Voilà pourquoi les socialistes trouvent l’exemple de l’arc du sauvage ou du rabot de Robinson tout simplement idiot. Il est clair, en effet, que le sauvage ni Robinson n’auraient pu s’en faire « des rentes », donc ce n’était pas des capitaux. Ils raillent ce qu’on pourrait appeler la conception naturaliste du capital et la remplacent par la conception historique. Le capital n’est pour eux qu’une « catégorie historique » qui a apparu à son heure et disparaîtra de même.
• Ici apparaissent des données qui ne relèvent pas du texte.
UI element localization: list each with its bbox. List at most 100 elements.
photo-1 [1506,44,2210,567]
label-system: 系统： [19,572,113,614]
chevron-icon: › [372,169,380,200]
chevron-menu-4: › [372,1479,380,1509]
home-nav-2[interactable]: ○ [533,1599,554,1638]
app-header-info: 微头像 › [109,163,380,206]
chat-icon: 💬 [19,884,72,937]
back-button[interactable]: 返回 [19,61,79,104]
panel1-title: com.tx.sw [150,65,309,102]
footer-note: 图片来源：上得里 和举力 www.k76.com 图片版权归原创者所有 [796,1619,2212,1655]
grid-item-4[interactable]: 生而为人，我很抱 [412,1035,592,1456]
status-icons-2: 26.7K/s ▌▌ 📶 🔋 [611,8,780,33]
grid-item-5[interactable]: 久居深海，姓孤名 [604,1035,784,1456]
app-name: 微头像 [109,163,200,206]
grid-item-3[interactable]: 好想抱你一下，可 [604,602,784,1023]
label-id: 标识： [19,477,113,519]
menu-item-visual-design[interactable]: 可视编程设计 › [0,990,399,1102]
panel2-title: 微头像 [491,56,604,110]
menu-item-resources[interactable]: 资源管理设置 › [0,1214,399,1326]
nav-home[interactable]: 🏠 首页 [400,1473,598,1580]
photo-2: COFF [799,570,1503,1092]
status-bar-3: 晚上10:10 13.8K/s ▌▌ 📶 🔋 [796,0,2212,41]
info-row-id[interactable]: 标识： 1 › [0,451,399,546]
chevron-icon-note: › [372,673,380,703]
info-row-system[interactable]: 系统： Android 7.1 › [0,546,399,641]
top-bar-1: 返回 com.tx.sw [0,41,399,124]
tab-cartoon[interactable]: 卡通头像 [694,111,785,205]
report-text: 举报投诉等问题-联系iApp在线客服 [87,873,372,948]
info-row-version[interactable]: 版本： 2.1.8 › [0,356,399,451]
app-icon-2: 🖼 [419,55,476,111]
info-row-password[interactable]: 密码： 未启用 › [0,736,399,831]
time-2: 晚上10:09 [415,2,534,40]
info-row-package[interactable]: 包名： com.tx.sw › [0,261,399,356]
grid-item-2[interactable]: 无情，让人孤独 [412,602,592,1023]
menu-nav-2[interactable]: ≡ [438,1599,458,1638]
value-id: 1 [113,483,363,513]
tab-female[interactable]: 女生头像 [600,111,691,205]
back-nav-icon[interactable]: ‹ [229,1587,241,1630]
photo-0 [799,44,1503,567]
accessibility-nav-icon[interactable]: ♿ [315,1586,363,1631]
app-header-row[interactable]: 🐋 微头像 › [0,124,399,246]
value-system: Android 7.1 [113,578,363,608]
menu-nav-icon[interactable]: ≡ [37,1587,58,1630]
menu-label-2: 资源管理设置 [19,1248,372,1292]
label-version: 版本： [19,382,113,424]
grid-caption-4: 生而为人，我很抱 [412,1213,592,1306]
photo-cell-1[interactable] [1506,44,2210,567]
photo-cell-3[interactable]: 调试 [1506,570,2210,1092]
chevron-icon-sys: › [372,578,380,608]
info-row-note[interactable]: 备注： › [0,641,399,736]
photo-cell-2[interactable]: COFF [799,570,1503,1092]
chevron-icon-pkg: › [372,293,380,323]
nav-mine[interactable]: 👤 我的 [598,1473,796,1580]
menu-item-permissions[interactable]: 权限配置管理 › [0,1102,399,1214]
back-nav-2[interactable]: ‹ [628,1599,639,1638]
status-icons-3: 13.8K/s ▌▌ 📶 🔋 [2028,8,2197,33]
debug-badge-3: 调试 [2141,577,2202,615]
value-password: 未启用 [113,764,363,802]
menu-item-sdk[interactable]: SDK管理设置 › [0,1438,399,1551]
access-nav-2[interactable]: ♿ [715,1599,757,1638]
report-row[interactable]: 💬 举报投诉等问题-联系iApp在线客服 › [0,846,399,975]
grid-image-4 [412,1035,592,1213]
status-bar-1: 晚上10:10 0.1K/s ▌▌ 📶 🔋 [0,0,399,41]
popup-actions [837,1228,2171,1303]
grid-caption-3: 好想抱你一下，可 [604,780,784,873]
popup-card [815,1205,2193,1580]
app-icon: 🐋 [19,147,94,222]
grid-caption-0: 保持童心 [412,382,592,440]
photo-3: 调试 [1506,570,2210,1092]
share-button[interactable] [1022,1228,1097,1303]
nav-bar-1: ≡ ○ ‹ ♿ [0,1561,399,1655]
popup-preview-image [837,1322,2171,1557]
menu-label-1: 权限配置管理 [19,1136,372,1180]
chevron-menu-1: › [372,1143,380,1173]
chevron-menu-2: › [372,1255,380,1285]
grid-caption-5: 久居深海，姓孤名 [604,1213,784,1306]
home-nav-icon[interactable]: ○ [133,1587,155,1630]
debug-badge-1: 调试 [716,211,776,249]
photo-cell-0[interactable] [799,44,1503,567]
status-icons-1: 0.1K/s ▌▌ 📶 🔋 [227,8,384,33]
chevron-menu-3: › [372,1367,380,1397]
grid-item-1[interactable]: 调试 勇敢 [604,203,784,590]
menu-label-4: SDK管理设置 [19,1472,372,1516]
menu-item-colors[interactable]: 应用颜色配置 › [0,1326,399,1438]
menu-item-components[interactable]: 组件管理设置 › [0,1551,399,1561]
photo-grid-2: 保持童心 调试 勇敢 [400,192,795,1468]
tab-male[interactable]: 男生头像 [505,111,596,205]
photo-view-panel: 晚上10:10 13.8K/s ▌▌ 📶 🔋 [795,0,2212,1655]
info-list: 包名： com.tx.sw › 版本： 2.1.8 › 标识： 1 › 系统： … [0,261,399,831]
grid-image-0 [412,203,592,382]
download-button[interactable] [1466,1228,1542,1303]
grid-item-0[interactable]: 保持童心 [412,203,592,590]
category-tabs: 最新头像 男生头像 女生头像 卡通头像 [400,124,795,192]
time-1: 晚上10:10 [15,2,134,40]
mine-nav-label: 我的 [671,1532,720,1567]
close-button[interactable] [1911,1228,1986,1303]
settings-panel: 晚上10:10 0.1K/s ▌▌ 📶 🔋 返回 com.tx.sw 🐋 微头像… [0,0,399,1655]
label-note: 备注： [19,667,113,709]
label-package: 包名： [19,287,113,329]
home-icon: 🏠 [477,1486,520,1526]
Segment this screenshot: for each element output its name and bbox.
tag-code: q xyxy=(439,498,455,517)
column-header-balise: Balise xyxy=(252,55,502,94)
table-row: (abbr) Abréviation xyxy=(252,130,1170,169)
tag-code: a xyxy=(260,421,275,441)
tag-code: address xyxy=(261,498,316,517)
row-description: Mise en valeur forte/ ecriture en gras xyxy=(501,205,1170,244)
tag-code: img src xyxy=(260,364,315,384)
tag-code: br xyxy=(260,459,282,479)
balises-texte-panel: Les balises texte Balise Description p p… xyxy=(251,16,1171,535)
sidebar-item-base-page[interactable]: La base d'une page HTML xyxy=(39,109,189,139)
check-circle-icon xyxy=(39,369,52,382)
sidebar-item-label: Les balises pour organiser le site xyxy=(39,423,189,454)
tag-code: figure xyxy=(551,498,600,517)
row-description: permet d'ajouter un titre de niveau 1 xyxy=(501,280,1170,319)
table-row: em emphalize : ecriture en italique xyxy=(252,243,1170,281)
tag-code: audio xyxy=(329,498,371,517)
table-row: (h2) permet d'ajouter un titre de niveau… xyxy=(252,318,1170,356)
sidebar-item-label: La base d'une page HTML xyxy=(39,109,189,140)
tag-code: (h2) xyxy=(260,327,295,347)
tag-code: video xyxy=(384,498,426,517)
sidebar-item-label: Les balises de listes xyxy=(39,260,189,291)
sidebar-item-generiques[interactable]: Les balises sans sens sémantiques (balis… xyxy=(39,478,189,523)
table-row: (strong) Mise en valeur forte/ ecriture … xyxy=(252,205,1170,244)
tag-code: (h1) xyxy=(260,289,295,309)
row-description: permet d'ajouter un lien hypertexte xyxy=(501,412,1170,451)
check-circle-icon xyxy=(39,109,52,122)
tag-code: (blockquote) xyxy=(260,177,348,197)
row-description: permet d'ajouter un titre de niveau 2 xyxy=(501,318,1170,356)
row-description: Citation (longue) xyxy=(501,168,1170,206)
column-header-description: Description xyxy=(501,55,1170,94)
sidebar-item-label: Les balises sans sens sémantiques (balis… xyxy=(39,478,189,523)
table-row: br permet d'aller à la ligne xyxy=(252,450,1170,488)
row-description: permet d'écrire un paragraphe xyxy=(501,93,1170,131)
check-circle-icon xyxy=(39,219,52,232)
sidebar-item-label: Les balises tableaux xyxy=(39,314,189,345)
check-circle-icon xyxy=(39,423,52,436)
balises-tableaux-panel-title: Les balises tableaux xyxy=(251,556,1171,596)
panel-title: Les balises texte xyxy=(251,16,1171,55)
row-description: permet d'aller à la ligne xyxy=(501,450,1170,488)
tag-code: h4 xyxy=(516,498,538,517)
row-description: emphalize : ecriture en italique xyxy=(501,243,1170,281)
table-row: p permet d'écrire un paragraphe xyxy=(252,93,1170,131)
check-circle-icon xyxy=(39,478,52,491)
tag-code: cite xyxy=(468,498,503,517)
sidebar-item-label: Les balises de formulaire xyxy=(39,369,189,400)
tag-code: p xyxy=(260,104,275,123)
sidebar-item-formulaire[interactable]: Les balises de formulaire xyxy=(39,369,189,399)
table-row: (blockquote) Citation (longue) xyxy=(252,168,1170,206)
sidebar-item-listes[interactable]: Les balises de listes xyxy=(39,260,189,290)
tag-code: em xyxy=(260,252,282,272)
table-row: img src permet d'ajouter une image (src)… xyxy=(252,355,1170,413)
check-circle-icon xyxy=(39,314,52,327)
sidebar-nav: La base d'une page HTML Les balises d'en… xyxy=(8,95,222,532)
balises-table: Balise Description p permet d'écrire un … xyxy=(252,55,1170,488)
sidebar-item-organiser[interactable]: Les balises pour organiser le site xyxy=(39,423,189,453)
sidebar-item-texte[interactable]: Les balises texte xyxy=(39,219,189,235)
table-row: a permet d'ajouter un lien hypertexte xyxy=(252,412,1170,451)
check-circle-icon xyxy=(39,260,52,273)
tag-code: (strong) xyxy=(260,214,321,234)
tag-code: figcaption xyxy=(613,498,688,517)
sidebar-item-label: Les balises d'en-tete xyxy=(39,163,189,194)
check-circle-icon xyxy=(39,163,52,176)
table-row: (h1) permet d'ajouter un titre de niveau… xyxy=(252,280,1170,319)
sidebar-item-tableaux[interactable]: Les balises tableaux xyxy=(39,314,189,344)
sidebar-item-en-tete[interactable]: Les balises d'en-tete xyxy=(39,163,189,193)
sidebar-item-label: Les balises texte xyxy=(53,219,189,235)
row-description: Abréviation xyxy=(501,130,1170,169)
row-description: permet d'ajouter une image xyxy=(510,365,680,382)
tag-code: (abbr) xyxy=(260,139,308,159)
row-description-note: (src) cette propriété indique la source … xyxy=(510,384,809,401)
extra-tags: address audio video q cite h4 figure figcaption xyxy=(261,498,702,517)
Ce qui a établi une opposition violente entre ces deux théories, c’est qu’on a voulu en faire des machines de guerre, la première pour légitimer, et la seconde pour décrier le rôle du capital. Les uns disent : voyez quel serviteur utile puisque même un Robinson ne peut vivre sans lui ! Les autres : disent voyez quel tyran puisqu’il ne saurait vivre que du travail d’autrui ! — Mais ceci sont des considérations de finalité qui n’ont rien à faire ici et que nous retrouverons quand nous nous occuperons de la répartition des richesses. Le seul point que nous ayions à éclaircir pour le moment, c’est quelle est la véritable fonction du capital dans la production. Or c’est bien celle qu’ont indiquée les économistes.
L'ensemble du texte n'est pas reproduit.